2017 Broadway Books
“When a teenage boy dies suspiciously on Halloween night, Salem’s chief of police, John Rafferty, now married to gifted lace reader Towner Whitney, wonders if there is a connection between his death and Salem’s most notorious cold case, a triple homicide dubbed “The Goddess Murders,” in which three young women, all descended from accused Salem witches, were slashed on Halloween night in 1989. He finds unexpected help in Callie Cahill, the daughter of one of the victims newly returned to town. Neither believes that the main suspect, Rose Whelan, respected local historian, is guilty of murder or witchcraft.
But exonerating Rose might mean crossing paths with a dangerous force. Were the women victims of an all-too-human vengeance, or was the devil raised in Salem that night?

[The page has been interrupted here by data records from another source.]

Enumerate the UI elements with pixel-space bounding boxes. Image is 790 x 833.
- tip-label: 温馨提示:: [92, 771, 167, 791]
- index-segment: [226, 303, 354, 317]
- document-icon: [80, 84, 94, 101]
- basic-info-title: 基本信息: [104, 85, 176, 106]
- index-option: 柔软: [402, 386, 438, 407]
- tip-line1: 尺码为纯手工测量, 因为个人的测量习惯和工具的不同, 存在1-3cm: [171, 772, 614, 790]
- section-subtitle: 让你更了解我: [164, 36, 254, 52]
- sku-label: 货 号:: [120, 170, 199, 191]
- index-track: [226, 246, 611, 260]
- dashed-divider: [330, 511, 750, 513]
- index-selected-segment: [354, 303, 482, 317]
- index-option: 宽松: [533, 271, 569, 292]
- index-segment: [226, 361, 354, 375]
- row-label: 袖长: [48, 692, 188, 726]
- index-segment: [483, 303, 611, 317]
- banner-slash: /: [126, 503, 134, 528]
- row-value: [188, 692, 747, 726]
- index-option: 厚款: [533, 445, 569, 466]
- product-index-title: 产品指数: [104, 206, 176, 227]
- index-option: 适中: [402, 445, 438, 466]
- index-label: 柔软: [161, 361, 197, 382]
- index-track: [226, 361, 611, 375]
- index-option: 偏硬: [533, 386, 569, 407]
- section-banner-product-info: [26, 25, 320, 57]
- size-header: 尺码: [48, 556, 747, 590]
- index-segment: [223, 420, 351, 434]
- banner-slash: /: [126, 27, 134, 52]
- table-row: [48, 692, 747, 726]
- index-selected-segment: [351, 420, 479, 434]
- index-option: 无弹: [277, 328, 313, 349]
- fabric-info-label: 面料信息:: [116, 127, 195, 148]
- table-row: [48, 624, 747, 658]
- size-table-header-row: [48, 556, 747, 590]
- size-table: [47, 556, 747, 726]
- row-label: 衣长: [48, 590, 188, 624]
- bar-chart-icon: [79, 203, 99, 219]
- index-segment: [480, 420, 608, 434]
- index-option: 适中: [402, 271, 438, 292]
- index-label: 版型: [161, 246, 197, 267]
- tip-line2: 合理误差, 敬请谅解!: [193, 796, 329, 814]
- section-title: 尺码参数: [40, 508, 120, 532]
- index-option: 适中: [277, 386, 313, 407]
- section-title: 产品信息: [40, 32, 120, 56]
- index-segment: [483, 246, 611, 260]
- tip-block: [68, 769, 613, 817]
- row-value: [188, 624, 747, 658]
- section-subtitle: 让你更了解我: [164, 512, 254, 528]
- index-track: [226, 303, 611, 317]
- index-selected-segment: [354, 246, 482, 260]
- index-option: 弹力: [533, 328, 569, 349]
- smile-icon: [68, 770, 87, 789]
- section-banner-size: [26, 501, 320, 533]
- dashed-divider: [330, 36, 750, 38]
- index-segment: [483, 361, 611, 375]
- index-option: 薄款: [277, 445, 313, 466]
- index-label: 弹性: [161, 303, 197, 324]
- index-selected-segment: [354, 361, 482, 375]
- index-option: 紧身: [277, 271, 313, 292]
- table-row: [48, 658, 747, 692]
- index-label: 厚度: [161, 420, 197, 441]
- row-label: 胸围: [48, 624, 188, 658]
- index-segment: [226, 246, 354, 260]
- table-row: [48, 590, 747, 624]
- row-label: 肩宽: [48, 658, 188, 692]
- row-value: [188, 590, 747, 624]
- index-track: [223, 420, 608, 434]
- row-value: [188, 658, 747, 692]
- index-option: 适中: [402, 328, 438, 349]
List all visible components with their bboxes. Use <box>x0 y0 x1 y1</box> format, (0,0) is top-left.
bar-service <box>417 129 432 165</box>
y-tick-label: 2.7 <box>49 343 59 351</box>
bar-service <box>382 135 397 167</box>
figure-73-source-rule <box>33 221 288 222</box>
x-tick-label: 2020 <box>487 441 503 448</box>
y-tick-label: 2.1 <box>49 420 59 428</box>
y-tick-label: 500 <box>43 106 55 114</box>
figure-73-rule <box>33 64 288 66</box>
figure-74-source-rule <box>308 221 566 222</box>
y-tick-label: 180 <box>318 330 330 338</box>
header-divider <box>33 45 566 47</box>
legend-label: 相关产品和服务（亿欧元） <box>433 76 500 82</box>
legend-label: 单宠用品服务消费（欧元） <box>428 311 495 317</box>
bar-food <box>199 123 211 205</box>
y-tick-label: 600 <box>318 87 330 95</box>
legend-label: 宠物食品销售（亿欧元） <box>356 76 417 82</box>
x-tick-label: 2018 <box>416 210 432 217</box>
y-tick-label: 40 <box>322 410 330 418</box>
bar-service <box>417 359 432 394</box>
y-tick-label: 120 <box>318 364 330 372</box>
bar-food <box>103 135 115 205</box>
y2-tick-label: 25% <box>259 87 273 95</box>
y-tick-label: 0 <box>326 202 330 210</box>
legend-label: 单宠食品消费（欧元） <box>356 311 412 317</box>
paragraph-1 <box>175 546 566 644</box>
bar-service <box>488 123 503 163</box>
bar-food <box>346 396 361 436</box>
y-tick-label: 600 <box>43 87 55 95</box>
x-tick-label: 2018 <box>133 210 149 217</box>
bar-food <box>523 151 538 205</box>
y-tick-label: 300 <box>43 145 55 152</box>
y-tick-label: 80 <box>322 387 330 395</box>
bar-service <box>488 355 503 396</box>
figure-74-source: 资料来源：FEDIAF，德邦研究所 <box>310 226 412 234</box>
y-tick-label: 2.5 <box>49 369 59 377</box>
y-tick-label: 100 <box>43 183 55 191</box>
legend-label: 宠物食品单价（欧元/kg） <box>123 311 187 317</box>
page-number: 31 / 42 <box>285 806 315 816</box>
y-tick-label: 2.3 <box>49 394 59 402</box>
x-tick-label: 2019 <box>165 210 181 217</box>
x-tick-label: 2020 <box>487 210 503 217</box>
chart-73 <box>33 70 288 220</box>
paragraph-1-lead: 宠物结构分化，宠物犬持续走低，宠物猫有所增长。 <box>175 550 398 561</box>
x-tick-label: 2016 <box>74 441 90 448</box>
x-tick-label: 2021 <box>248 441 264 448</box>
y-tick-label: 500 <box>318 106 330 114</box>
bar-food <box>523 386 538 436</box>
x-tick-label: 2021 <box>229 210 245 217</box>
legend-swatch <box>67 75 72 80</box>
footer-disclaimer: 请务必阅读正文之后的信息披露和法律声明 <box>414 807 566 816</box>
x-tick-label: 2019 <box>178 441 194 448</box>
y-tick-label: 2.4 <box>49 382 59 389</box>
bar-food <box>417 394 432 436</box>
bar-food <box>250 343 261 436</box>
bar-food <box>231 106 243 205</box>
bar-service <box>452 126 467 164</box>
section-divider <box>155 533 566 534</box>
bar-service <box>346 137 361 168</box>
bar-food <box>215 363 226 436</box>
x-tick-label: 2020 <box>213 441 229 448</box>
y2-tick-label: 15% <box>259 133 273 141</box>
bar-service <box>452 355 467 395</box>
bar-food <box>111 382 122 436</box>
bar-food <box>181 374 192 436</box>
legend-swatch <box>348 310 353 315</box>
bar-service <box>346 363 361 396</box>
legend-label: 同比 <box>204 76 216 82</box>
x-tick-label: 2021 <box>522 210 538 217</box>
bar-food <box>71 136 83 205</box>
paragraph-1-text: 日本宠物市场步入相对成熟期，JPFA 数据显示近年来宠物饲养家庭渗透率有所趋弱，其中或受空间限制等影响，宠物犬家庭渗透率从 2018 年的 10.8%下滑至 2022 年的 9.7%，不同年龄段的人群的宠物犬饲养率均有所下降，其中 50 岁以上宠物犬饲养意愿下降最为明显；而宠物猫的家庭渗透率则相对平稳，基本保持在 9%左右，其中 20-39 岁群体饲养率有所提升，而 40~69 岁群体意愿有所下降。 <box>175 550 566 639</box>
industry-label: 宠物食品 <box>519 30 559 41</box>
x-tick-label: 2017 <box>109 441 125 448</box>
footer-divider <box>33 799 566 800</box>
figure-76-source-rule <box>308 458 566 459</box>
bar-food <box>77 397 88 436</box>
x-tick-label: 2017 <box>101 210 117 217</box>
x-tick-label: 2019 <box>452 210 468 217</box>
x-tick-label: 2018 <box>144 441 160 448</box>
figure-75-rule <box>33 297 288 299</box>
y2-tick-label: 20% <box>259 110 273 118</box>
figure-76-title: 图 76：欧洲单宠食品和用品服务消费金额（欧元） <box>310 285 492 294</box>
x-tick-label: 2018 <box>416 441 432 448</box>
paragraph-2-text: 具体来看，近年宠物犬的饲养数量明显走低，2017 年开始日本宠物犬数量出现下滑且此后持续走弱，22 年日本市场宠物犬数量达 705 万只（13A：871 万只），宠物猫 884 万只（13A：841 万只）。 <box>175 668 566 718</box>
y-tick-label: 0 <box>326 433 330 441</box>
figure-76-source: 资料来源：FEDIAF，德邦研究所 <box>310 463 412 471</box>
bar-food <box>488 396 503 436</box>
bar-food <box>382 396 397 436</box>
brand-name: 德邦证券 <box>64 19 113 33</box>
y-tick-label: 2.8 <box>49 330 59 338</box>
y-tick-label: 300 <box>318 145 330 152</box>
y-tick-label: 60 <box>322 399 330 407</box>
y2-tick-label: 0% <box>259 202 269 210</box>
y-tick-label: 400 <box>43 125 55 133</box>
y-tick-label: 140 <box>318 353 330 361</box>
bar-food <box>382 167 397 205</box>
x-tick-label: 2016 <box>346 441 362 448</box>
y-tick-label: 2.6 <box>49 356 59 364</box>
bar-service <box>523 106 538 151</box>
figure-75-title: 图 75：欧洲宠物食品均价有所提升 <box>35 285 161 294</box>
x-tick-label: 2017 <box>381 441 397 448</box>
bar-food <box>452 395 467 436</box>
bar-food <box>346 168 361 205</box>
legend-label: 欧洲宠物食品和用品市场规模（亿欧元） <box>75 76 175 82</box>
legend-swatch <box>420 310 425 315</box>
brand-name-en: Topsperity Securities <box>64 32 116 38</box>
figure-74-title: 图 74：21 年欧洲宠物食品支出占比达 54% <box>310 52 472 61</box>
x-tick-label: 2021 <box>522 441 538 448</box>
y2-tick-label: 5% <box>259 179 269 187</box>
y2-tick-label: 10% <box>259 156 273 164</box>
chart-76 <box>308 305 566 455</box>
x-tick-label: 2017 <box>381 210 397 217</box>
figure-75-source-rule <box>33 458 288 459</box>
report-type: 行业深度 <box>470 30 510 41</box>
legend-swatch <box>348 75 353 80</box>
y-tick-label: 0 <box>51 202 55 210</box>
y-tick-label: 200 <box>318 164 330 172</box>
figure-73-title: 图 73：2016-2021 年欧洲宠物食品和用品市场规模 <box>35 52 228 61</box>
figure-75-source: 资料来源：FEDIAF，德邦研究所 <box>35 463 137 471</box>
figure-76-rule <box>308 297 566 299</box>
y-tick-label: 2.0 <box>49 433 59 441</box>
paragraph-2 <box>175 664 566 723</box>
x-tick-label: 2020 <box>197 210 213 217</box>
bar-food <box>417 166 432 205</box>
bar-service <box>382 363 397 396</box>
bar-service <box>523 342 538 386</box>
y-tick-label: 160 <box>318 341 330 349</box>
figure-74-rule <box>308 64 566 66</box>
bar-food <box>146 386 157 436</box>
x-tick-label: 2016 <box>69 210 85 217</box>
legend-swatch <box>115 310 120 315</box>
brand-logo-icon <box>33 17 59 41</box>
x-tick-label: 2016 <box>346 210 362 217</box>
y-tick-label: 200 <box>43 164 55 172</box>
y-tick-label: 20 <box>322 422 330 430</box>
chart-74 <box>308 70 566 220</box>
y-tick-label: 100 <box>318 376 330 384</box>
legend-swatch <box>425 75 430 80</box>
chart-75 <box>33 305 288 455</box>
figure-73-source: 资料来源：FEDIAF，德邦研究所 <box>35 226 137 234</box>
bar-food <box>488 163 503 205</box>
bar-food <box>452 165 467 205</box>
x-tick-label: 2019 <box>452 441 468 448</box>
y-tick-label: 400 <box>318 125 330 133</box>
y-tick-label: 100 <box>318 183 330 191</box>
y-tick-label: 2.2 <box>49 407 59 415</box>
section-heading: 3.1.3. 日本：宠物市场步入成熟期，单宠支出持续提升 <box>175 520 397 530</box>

And if they cannot discover what truly happened, will evil rise again?”
The Fifth Petal is a whodunit full of mystery, mysticism, historical fiction and lots of “magic.” This witchy read was a page turner with an ensemble cast of eccentric characters who all have skeletons in their proverbial closets. I adore this witchy read, and cannot express enough how well written, well thought out and truly spellbinding the book is from cover to cover.
I chose to read The Fifth Petal at the perfect time of year. The leaves are falling and Halloween is right around the corner, although I would love this book if I had read it in the middle of hot July. There are bits of adult humor, and now more than ever I am determined to visit Salem and see the history for myself. The detail in this book is indescribable. Descriptive and enchanting, it reads like a movie, scene to scene. The way new characters and their back stories are introduced, down to minut prop placement and character interaction. And Rafferty, in my head is played by Ed Harris. If there is (fingers crossed) a movie made, I won’t accept anyone other for this role.
I adore the characters in this book. Rafferty and Towner, for their rock solid connection. Callie and Rose for their connection and uniqueness. The budding and honest love that forms between Paul and Callie. Ann- who is my personal favorite, for her unwavering dedication to who she is, even though she is often misunderstood. Emily, Marta and Finn, who all have qualities to love and hate. I could go on and on about how well developed and multifaceted each character is.
The book also touches on actual alternative healing, such as sound science, therapy through sound and vibration healing techniques. All which would most certainly would have been considered “witchcraft” in the 1600’s, and given the right (wrong) environment, could be chastised in today’s society. The book also invokes real seers, who have the abilities that again even in 2017 could be made into people who as Ann said, are other. “And once you start demeaning groups of people, when you make them other, you can justify doing just about anything you want to them, can’t you? Look at history if you don’t believe me.” In the same regard, mental illness, which is also touched on in the book can be viewed the same way. Those who are called “crazy”, “demented”, and once even “witch”, are seen with fear because their mental illness is completely misunderstood. Mental illness is viewed as “other” which is dangerous and as history has shown, has led to damning consequences.
Brunonia Barry outdid herself with The Fifth Petal. I cannot recommend this book enough!
The author’s work can be found at www.brunoniabarry.com
*This book was sent to me for review from Blogging For Books. All opinions are honest and my own.